Maybe he says something, though I don’t remember words — only a sudden surge of energy and an urge to throw myself up, to reach my body into the air and grasp a sliver of rebellion — and a heavy knowing that I shouldn’t.
But I do make the leap, and my toes catch the chain. Like a wet towel snapped, or a branch cracked in a storm, I flip onto the tar faster than I went up.
I slide, painting my forearms, my knees, my chin black and red.
Before I open my eyes in alarm or fill my lungs with a wail, my father lifts me into his arms, carries me to and then from the car, and deposits me in a warm bath.
I am ashamed.
For years, and even now, an old guilt, an embarrassment, like a bad knee’s ache in cold weather.

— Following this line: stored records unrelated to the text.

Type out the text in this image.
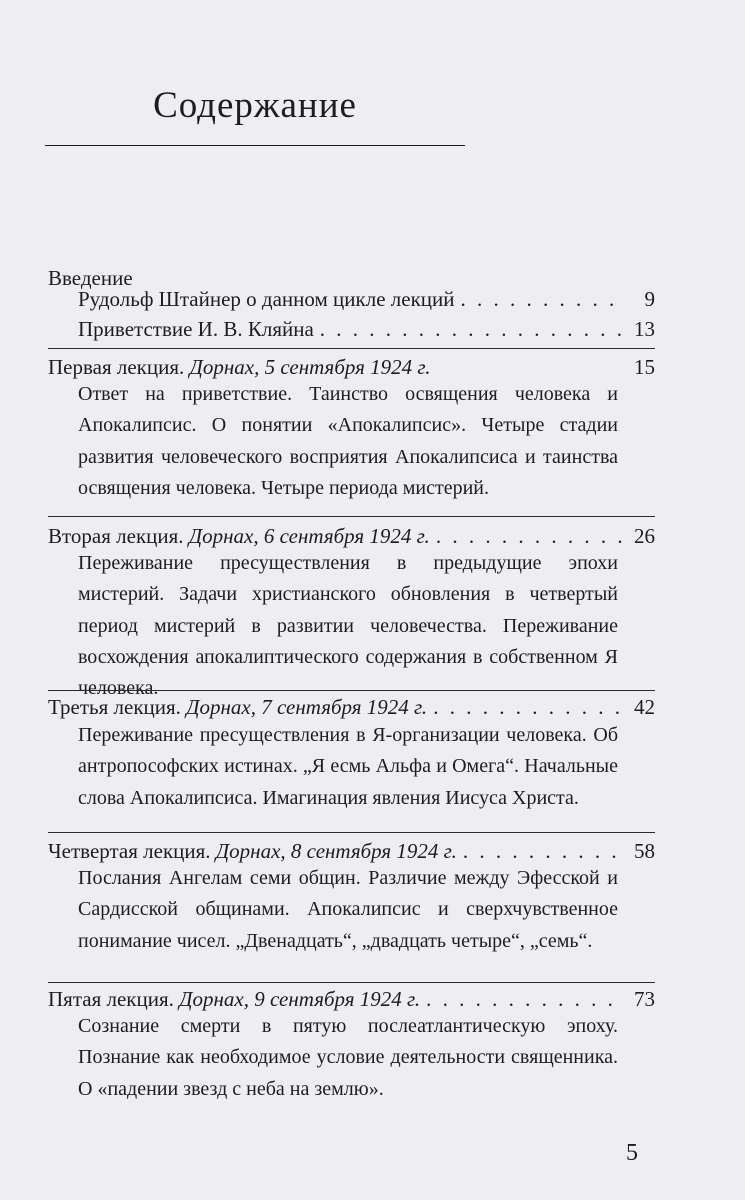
Содержание
Введение
Рудольф Штайнер о данном цикле лекций . . .	9
Приветствие И. В. Кляйна . . .	13
Первая лекция.
Дорнах, 5 сентября 1924 г.	15

Ответ на приветствие. Таинство освящения человека и Апокалипсис. О понятии «Апокалипсис». Четыре стадии развития человеческого восприятия Апокалипсиса и таинства освящения человека. Четыре периода мистерий.

Вторая лекция.
Дорнах, 6 сентября 1924 г. . . .	26

Переживание пресуществления в предыдущие эпохи мистерий. Задачи христианского обновления в четвертый период мистерий в развитии человечества. Переживание восхождения апокалиптического содержания в собственном Я человека.

Третья лекция.
Дорнах, 7 сентября 1924 г. . . .	42

Переживание пресуществления в Я-организации человека. Об антропософских истинах. „Я есмь Альфа и Омега“. Начальные слова Апокалипсиса. Имагинация явления Иисуса Христа.

Четвертая лекция.
Дорнах, 8 сентября 1924 г. . . .	58

Послания Ангелам семи общин. Различие между Эфесской и Сардисской общинами. Апокалипсис и сверхчувственное понимание чисел. „Двенадцать“, „двадцать четыре“, „семь“.

Пятая лекция.
Дорнах, 9 сентября 1924 г. . . .	73

Сознание смерти в пятую послеатлантическую эпоху. Познание как необходимое условие деятельности священника. О «падении звезд с неба на землю».

5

Why did I do it? Logically: I was a child carried by a moment, lifted from my usual careful self.
Was he mad? If so, I don’t remember.
What I remember are his explanations: “Your legs were tired.” “You’d been running for hours.” “Your cleats made your feet a half-inch longer.”
I remember the soap stinging my scrapes; him telling me to close my eyes; the warm water poured over my head. I remember his hands rough on my scalp. The softness with which he put bandages on the cuts; the squeeze, eternal, of his soft hands.
I remember he wrapped me in a towel like a sack of potatoes and put me in the cupboard to dry.
To be a gentle boy. Soft-skinned. Sensitive.
To call out for a father whose thick arms host tendons which bulge, biceps nestled like softballs, shoulders forested and as sturdy as posts.
To long to be in those arms. Held by them. Held up by them.
Is there masculinity in that?
Does it go both ways?
Does it need to?
In the dreams — or let’s call them what they are: nightmares — I am always fatherless, always unprotected, always called upon to protect.
And I fail.
There is shame there: in the fear of fatherlessness and the failure to rise to the occasion.
But I do fail. And then, always, I wake.
Why is there shame in that fall? Why, thirty years later, a bouquet of feelings scented with sorrow and regret?
Embarrassment to have fallen, and then called to him? To have gone against him, and then needed him? To have rejected him, and then cried out for him? To have leapt from him, and then longed for him —
To be held by him, helped by, healed by him?
I don’t have those dreams anymore. Just as I don’t dream of driving, now that I drive.
I always woke, anyway, before the end.
Always woke to a world with my father in it.